Jeudi 23 décembre
Après le saut temporel d’hier, plongée rapide dans l’écriture du siècle des Lumières. J’aurais pu prendre l’abbé Prévost pour modèle, puisqu’en lisant l’article je me suis souvenue à quel point j’avais été marquée à certaine époque par Manon Lescaut puis dans sa foulée Cleveland. Ce sera pourtant Rousseau et son livre des Confessions l’un et l’autre plus connus que je citerai. Il faut voir en effet comme l’auteur passe par la négation pour mieux atteindre l’existant. Chez lui, c’est le détour qui permet de toucher le plus sûrement sa cible. Cela donne une voix qui nuance et ce faisant, avance, pour à la fin affirmer en niant tout le reste. Ainsi approche-t-on, pas à pas, de la justesse (plus exactement : l’expression juste du sentiment). Rousseau est toujours subtile, non d’une subtilité un peu oiseuse, qui se gargariserait des mots qu’elle utilise mais au contraire vise et fait mouche.

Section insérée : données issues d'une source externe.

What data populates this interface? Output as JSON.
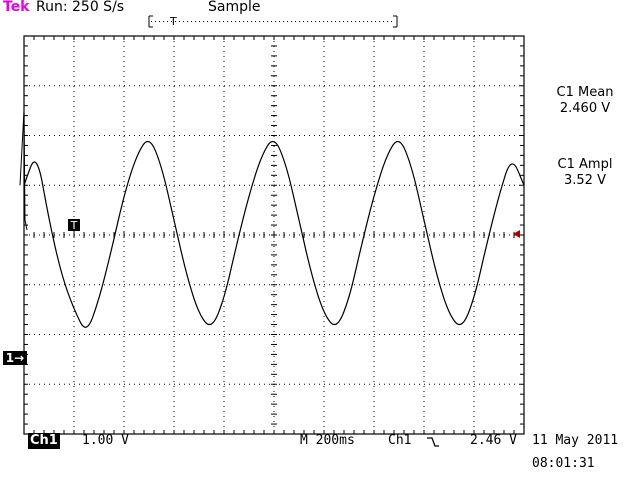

Livre premier (1712 – 1728)
« Nous fûmes mis ensemble à Bossey en pension chez le Ministre Lambercier, pour y apprendre, avec le latin, tout le menu fatras dont on l’accompagne sous le nom d’éducation (a). Deux ans passés au village adoucirent un peu mon âpreté romaine, et me ramenèrent à l’état d’enfant. A Genève, où l’on ne m’imposait rien, j’aimais l’application, la lecture; c’était presque mon seul amusement. A Bossey, le travail me fit aimer les jeux qui lui servaient de relâche (b). La campagne était pour moi si nouvelle que je ne pouvais me lasser d’en jouir. Je pris pour elle un goût si vif, qu’il n’a jamais pu s’éteindre. Le souvenir des jours heureux que j’y ai passés m’a fait regretter son séjour et ses plaisirs dans tous les âges, jusqu’à celui qui m’y a ramené. M. Lambercier était un homme fort raisonnable, qui, sans négliger notre instruction, ne nous chargeait point de devoirs extrêmes. La preuve qu’il s’y prenait bien est que, malgré mon aversion pour la gêne, je ne me suis jamais rappelé avec dégoût mes heures d’étude, et que, si je n’appris pas de lui beaucoup de choses, ce que j’appris je l’appris sans peine, et n’en ai rien oublié.«
Il s’opère comme une accumulation de savoirs/sensations telle que peu importeraient presque ce qui est et n’est pas : seule la somme compte véritablement, c’est elle qui s’avère moyen de connaissance. Ainsi, (a) qui additionne des éléments entièrement positifs (latin + menu fatras = éducation) et (b) qui s’avère plus complexe (le jeu n’est ni l’application, ni la lecture, ni le travail et pourtant il est un « amusement » qui n’existerait pas sans eux) finissent par agir de manière très similaire sur notre compréhension. Quelque part, a et b obéissent à une structure commune.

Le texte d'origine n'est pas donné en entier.